The difficulty of actualizing a past scentscape is obvious. The eye can fix on images that have been drawn, documented and reproduced – infinitely rich and differentiated, multi-faceted visual worlds. The ear has access to musical scores, recordings of the aural fabric of a city, the burst of a fanfare before a mass march, the voice from an interview, the speech on an important occasion. Noises and soundscapes can be recorded, retrieved, read, reproduced – everything from chiming bells to loudspeakers. Instruments can be recreated. But even with the most refined biochemical analyses now available to us, where do we stand when it comes to smell as a source of information that is supposed to be reliable, ‘intersubjectively reviewable’ and ‘objective’? Materials have their smell, flowers have their fragrance. In the chemical age, scents can be generated and reproduced at will. But they do not last forever. There is no archive of aromas in which odours can be stored for all eternity and retrieved again. Scents evaporate. They can be described, but for all the richness of language, the description of a scent comes nowhere near the experience of perceiving the infinite nuances of an aroma through the sense of smell, and certainly not through the professionally trained sense of an expert. Attempts to pin down the ‘pitches’, nuances, voices and spheres of scents in perfumer’s organs and written compositions, to objectify them and make them ‘readable’, are no more than approximations and aids for the novice.

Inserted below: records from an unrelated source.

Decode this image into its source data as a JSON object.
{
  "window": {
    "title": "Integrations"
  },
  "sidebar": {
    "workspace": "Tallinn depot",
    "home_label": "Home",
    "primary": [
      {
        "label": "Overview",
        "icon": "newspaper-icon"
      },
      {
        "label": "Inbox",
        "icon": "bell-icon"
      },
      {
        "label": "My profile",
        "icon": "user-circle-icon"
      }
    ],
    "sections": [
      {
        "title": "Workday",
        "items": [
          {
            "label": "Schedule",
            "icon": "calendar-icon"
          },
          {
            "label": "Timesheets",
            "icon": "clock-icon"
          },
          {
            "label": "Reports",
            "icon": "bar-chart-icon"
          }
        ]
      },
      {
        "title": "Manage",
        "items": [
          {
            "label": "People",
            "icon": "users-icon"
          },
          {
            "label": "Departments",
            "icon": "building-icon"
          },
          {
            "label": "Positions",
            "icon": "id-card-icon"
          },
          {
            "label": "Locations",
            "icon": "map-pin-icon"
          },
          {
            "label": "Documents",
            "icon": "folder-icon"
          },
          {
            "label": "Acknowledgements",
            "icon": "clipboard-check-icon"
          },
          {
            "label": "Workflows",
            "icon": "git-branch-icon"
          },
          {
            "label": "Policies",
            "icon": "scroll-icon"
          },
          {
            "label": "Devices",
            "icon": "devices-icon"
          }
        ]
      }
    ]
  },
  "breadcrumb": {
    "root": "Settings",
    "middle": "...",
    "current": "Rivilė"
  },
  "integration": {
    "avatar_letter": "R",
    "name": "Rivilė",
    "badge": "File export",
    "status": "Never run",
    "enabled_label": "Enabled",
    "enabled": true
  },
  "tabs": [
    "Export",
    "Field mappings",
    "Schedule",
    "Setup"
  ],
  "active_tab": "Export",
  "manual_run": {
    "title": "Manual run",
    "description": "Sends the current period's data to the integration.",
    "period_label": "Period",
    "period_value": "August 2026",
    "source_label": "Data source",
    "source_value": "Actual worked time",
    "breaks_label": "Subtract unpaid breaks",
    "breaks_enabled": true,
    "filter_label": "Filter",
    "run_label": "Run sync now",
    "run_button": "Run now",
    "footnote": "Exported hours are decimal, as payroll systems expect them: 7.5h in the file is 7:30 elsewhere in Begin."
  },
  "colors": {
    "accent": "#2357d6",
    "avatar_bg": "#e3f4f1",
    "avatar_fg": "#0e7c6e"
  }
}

It is no coincidence that histories of fragrances tend to focus on the vessels that hold them, the bottles that continue to exist long after the last traces of the volatile oils and essences have evaporated. They give form to the olfactory composition. The bottles become symbols that are synonymous with the scents they contain. This is why wherever you find bottles, you will find perfume archaeologists: in antique shops, on the many websites run by vintage communities, and in the fragrance categories on eBay. Many cities already have perfume museums, including Paris, Versailles, Grasse, Barcelona, Cologne, Saint Petersburg and Moscow. Much more material will come to light as collectors crawl around in attics and discover bottles of precious exotic scents carefully preserved by grandmothers despite the greatest hardships – the flotsam of past epochs. Amongst all the exhibitions and archives of scents, a special place would have to be reserved for a museum of smells featuring the jars in which the Stasi in East Germany stored scent samples from dissidents, which they used to train and drill their sniffer dogs.

The book at hand will have to make do with the capabilities of a historian who is aware of his limitations, has no laboratory of scents at his disposal and did not train as a perfumer. What he does have, however, is a notion that there is not just a ‘noise of time’ (Ossip Mandelstam) but also a ‘smell of time’ – that we move not just through soundscapes, but through scentscapes. If we want to take our leave of the twentieth century, we should do it with all of our senses. We can follow the traces of Chanel No. 5 and Red Moscow as we do so. Let us go back to their mutual starting point, their pre-history. We will track down the authors of the fragrances, who generally do not appear on the labels on the bottles. We will see how history diverges and realize that we are always dealing with more than just a vial of a precious essence – we are dealing with the world concentrated within it. And we will see that what befell the creators of these fragrances in the course of the twentieth century was both asymmetrical and unjust.